I don’t know how the Duke managed it or if it was his intention, but he had sent me back in time. The question was, how do I get back? I shoved my hands into my pockets frustrated when I felt a piece of paper. Taking it out, I unfolded it. The text was familiar and the paper watermarked with the Duke’s family crest. I wished that I could remember how I got it. I looked at the Latin text more closely and, to my surprise, translated it easily. My memory was still spotty, but clearly I had taken the trouble to learn it. It was the spell that had sent me back in time, I was sure of it. According to the spell, the final thought at the time of death would seal the outcome. As I plunged to my death, I remembered that I was thinking of the first time the Duke killed me and I ended up here.

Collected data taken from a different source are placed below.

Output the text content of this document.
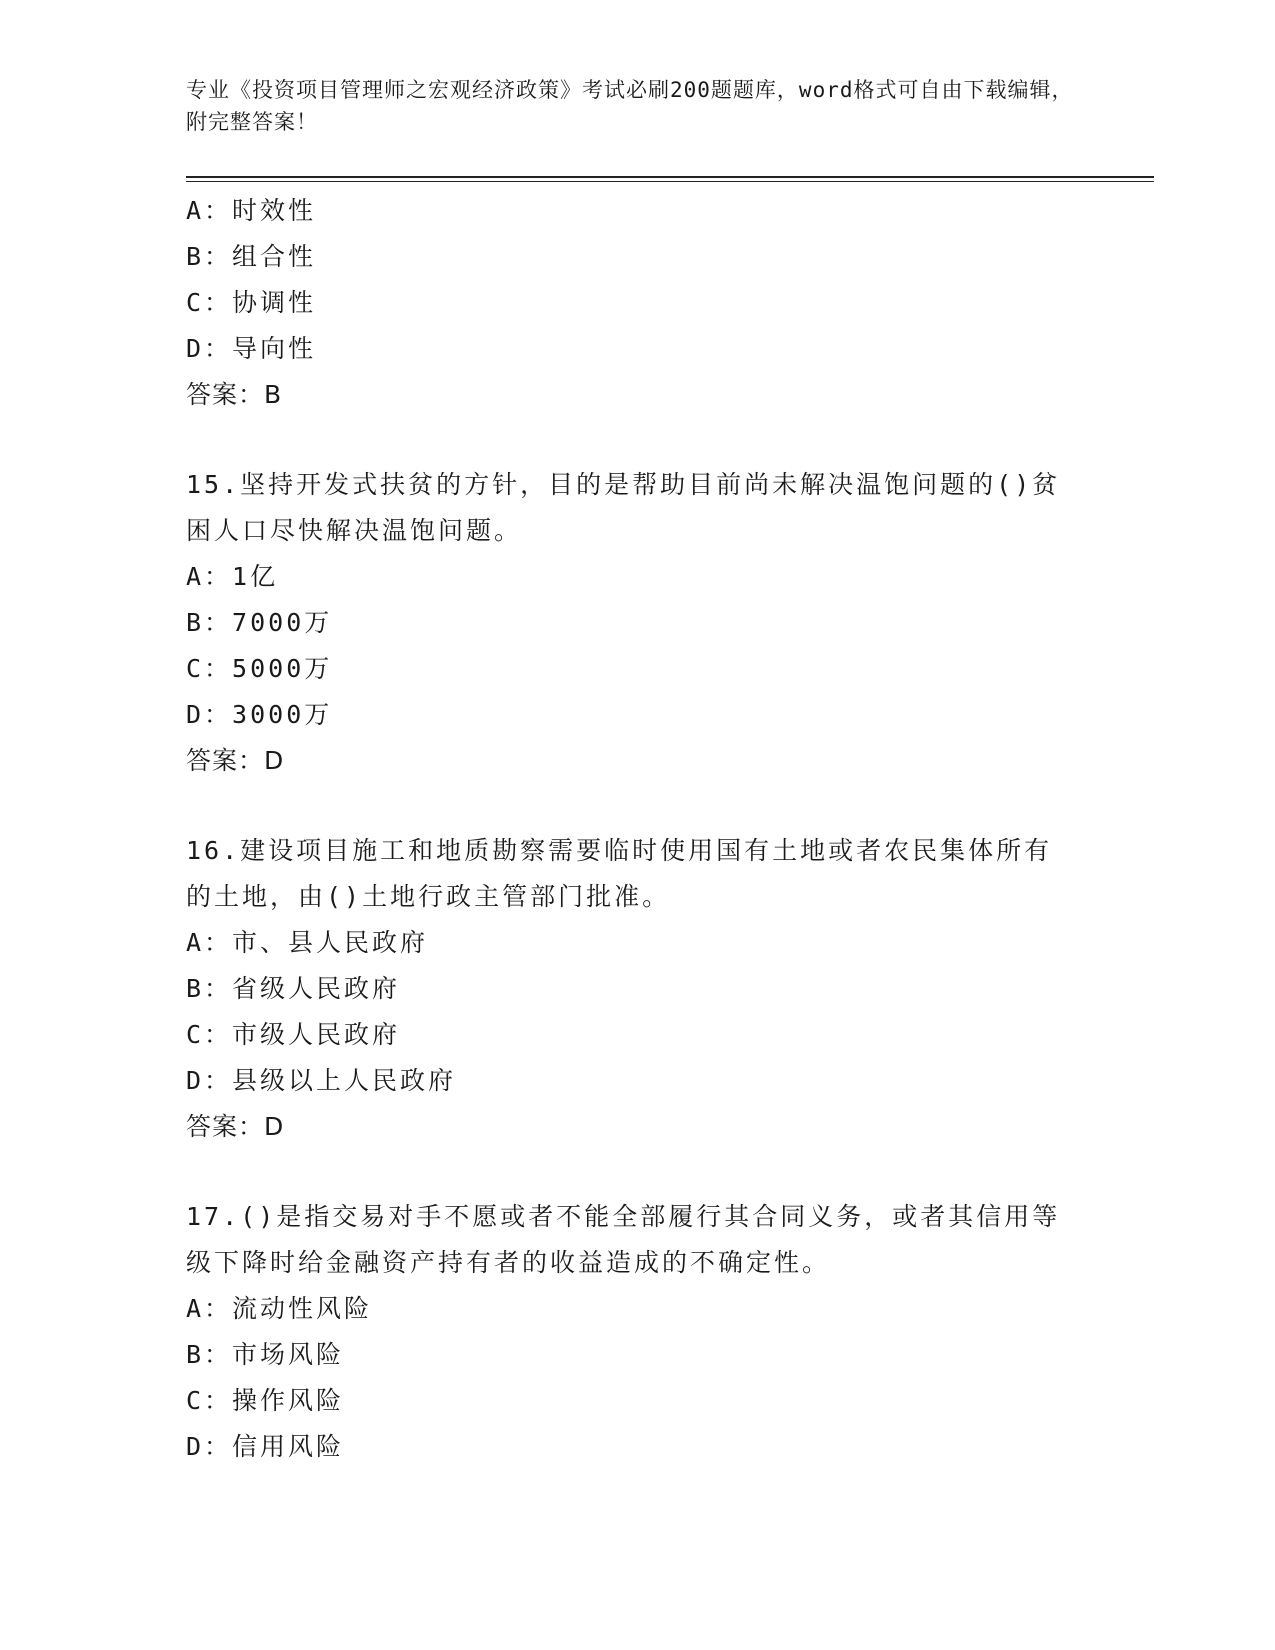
专业《投资项目管理师之宏观经济政策》考试必刷200题题库，word格式可自由下载编辑，附完整答案！

A：时效性

B：组合性

C：协调性

D：导向性

答案：B

15.坚持开发式扶贫的方针，目的是帮助目前尚未解决温饱问题的()贫

困人口尽快解决温饱问题。

A：1亿

B：7000万

C：5000万

D：3000万

答案：D

16.建设项目施工和地质勘察需要临时使用国有土地或者农民集体所有

的土地，由()土地行政主管部门批准。

A：市、县人民政府

B：省级人民政府

C：市级人民政府

D：县级以上人民政府

答案：D

17.()是指交易对手不愿或者不能全部履行其合同义务，或者其信用等

级下降时给金融资产持有者的收益造成的不确定性。

A：流动性风险

B：市场风险

C：操作风险

D：信用风险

Every nerve ending seemed to be set on fire as I decided on a plan. I cautiously made my way into the barn remembering that the master of the house always kept a pistol hidden under the floor boards of the farthest stall in case of an emergency. It didn’t do me any good all those years ago, but… I pried up the floor board and removed the weapon, the irony of the situation not lost on me. This is where I died the first time. The gun felt heavier in my hand than I expected, cold and devoid of feeling. It was difficult to get a comfortable grip. Standing on the very spot I had died centuries before, gun in one hand and the spell in the other, I thought to myself, this has to work. I raised the gun to my temple and spoke the spell aloud, letting thoughts of Emily fill my mind. Our first meeting, her brown wavy hair cascading down around her shoulders, the blue of her dress setting her eyes a glow and a smile that could melt the coldest of hearts. As the picture of her enveloped my senses, I felt a sense of calm and certainty take root. I felt a smile spread from ear to ear and I pulled the trigger.